The Bigger Picture: A Public Health Reset, Not a Universal Prescription
Ultimately, these Guidelines are clearly designed to address uniquely American and Western dietary challenges: high fast-food consumption, ultra-processed food accessibility, excessive sugar and sodium intake, and declining metabolic health. In that context, the emphasis on real food, protein adequacy, and reduced processing is both necessary and overdue.

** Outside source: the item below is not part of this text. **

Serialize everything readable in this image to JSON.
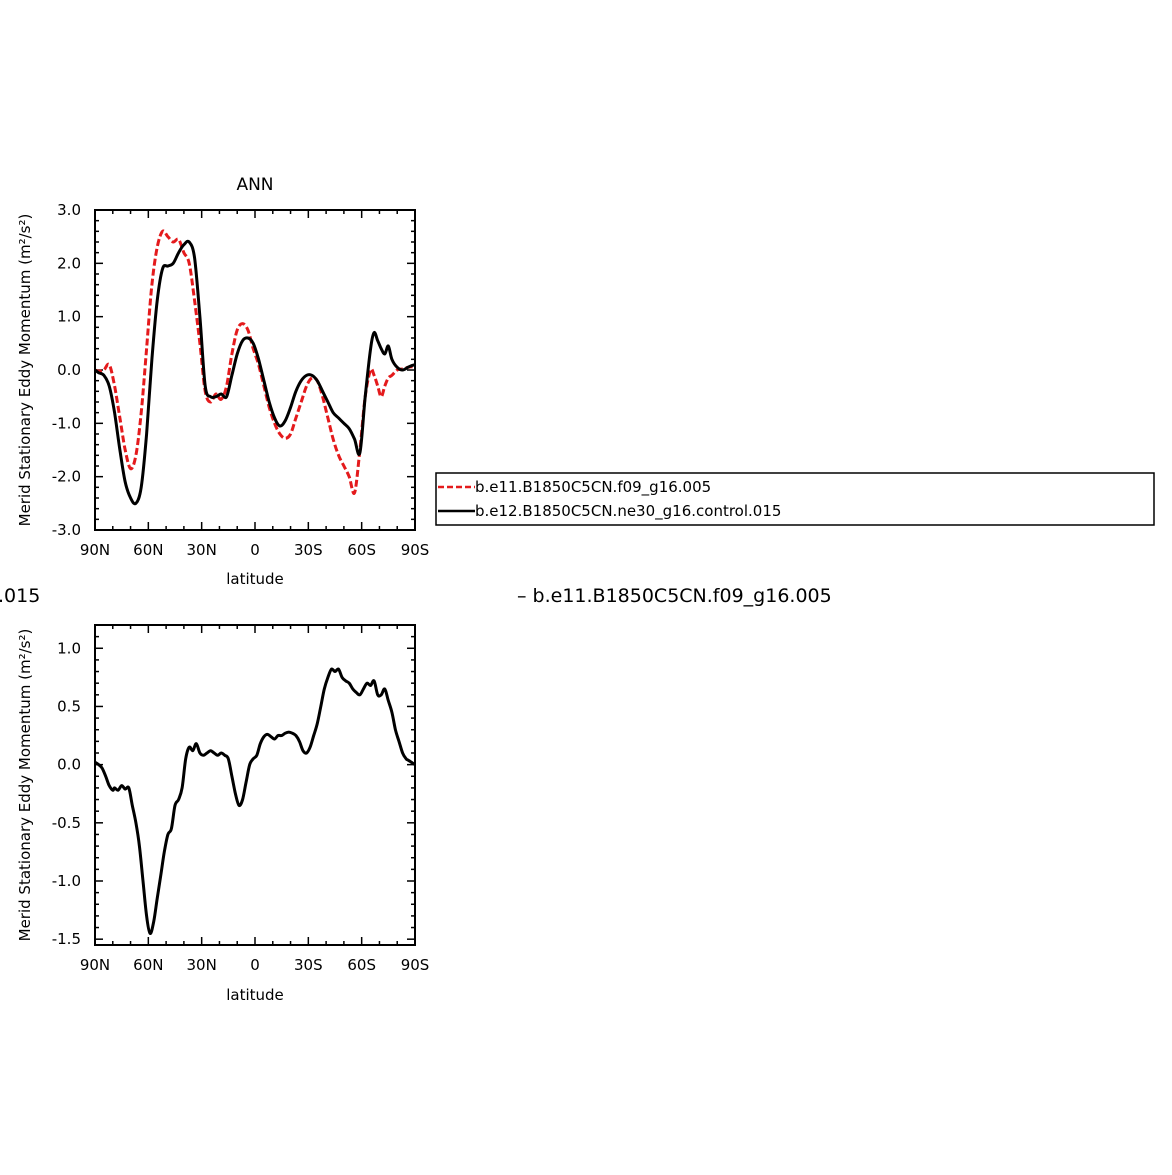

However, it is important to recognize that population-level guidelines cannot replace individualized decision-making nor should they be universally applied across cultures with very different dietary traditions and health profiles.
The next step in nutrition policy isn’t to scrap guidelines, but to make them smarter. Recognizing genetic and metabolic differences acknowledges a simple truth: the same food doesn’t work the same way for everyone. That’s not a failure of nutrition science but it’s simply how it evolves (9).
References
1. U.S. Department of Health and Human Services & USDA. Dietary Guidelines for Americans, 2025–2030 (Draft / 2026 Update).
2. Phillips SM, Van Loon LJC. Dietary protein for athletes. J Sports Sci, 2011.
3. Wolfe RR et al. Optimal protein intake in older adults. Aging Res Rev, 2017.
4. Ordovás JM, Corella D. Nutrigenetics and nutrigenomics. Curr Opin Lipidol, 2004.
5. Siri-Tarino PW et al. Saturated fat and cardiovascular disease. Am J Clin Nutr, 2010.
6. Cornelis MC et al. TCF7L2, carbohydrate intake and diabetes risk. Diabetes Care, 2009.
7. Zeevi D et al. Personalized nutrition by prediction of glycemic responses. Cell, 2015.
8. Elijovich F et al. Salt sensitivity of blood pressure. Hypertension, 2016.
9. Ordovás JM et al. Personalized nutrition and health. BMJ, 2018.